An array of military programs, from fighter jets to retiree benefits, would be nicked to squeeze savings in the Pentagon's $525 billion budget for 2013, according to officials and documents released Monday.
The proposed 2013 budget represents the Pentagon's first installment in a plan to reduce its projected spending by $487 billion over 10 years. Congress must approve the changes.
"They're buying less of a lot of some systems, and delaying a lot of other systems," said Todd Harrison, a military budget expert at the Center for Strategic and Budgetary Assessments, a non-partisan think tank. "A little here, a little there. It adds up."
The Joint Strike Fighter, the future mainstay of the military's air combat power, is an example of a program targeted for cuts. The Pentagon would purchase 29 of the planes in 2013 for the Air Force, Navy and Marine Corps, 13 fewer jets than planned. That would save $1.6 billion in 2013.

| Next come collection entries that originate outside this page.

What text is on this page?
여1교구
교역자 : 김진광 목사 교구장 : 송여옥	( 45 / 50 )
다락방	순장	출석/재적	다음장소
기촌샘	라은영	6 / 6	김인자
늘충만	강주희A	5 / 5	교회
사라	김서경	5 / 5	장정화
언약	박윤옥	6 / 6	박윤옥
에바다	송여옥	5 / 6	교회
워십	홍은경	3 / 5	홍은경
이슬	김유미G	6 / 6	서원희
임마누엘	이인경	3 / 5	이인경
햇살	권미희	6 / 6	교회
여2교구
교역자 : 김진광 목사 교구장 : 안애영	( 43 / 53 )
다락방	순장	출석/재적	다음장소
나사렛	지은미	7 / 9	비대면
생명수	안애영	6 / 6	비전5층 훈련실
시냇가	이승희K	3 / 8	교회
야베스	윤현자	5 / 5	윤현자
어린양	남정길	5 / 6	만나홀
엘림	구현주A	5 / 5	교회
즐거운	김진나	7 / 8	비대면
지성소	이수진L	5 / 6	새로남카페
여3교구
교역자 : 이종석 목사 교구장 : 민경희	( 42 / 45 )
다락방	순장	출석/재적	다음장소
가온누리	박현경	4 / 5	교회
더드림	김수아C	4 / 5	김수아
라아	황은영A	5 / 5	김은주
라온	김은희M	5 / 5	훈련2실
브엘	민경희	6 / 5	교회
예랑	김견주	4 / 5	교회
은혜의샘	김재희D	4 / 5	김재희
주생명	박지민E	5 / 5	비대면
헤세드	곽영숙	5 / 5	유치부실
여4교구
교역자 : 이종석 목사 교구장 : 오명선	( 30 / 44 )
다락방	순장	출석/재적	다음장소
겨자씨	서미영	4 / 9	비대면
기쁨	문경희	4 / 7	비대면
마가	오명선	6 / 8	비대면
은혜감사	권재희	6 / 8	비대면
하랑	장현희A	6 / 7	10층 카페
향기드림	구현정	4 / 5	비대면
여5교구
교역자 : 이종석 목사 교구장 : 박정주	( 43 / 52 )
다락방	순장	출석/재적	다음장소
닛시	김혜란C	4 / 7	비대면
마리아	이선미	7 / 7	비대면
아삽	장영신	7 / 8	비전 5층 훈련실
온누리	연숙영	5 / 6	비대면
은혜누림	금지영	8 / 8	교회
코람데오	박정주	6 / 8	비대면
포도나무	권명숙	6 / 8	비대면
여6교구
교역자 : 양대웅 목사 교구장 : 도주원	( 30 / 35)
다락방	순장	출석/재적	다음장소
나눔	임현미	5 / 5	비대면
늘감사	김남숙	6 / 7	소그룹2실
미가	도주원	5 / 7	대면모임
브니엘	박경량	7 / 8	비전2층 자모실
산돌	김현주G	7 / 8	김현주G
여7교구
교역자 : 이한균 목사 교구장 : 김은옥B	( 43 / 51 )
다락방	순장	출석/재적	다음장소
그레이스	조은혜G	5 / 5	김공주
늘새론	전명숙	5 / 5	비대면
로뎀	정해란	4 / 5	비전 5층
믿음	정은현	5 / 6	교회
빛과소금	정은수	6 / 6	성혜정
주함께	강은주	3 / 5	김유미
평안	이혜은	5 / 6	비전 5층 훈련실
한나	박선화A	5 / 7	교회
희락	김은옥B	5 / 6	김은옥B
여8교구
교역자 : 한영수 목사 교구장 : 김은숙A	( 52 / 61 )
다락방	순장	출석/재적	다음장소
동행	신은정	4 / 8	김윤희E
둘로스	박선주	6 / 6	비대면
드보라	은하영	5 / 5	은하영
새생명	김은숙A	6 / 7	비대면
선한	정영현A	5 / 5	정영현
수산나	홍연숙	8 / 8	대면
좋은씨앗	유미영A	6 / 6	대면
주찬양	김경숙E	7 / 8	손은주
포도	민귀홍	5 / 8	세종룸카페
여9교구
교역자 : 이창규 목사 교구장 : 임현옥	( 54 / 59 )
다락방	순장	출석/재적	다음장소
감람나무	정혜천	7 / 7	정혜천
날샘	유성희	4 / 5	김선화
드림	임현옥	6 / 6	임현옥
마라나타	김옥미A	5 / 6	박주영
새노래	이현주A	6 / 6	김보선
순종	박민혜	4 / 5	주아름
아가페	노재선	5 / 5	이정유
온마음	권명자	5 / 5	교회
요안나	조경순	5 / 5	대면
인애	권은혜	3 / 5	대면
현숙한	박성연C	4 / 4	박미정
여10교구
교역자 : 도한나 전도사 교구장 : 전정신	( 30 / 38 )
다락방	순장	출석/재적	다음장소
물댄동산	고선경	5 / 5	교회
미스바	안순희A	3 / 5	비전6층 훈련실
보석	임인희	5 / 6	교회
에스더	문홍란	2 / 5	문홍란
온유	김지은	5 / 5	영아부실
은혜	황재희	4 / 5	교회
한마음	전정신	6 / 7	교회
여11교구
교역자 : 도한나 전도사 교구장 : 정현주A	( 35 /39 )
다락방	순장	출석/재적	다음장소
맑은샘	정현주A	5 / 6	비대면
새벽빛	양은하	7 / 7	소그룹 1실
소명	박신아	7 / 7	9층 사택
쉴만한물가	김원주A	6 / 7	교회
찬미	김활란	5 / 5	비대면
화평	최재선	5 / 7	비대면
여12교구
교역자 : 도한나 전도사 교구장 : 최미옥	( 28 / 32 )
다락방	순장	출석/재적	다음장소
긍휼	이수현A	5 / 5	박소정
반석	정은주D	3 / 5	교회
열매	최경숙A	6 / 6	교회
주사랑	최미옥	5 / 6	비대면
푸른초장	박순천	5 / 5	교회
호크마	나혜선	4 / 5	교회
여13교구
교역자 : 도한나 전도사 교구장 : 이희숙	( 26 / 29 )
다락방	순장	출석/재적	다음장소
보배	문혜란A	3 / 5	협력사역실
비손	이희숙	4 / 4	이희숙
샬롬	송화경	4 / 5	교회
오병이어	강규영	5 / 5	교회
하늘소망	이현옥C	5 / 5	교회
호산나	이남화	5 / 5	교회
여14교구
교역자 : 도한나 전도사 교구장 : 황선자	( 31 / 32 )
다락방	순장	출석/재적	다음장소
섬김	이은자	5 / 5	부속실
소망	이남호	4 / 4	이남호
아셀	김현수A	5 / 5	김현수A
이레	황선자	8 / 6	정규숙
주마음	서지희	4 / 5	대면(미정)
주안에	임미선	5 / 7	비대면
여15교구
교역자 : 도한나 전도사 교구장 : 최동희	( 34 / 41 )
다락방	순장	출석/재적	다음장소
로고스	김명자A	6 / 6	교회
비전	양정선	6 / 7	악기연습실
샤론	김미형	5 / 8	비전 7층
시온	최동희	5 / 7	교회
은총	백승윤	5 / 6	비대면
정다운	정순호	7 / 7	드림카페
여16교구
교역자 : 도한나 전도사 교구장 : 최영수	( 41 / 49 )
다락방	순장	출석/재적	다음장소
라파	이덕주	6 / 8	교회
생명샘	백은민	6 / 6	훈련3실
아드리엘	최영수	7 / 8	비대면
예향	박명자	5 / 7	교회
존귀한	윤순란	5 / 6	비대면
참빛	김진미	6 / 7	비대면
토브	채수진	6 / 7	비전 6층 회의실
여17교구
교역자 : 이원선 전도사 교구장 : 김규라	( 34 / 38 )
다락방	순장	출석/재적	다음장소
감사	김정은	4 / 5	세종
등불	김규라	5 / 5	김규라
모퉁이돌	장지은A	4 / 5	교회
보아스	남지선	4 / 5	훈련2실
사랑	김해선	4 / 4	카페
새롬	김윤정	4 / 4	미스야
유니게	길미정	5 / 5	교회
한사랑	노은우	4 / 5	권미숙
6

The Pentagon envisions more savings by cutting more than 100,000 servicemembers over the next five years, most from the Army and Marine Corps.
Benefits for military retirees are also targeted. The Pentagon is proposing substantial increases in health care premiums for working- age military retirees. For some retirees, the premiums for TRICARE, the military health-care program, would nearly quadruple from $520 per year to $2,480 in 2017.
Veterans' advocates denounced the proposed increases. Retired vice admiral Norb Ryan, president of the Military Officers Association of America, called it a "a significant breach of faith with those who have already completed arduous careers of 20-30 or more years in uniform."
The increased premiums would likely compel some retirees who hold jobs to buy insurance through their employers rather than the military, resulting in savings for the Pentagon, Harrison said.
A less likely source of immediate savings for the Pentagon, Harrison said, is a proposal to close military bases. The Pentagon plans to ask Congress for two rounds of base closures in 2013 and 2015.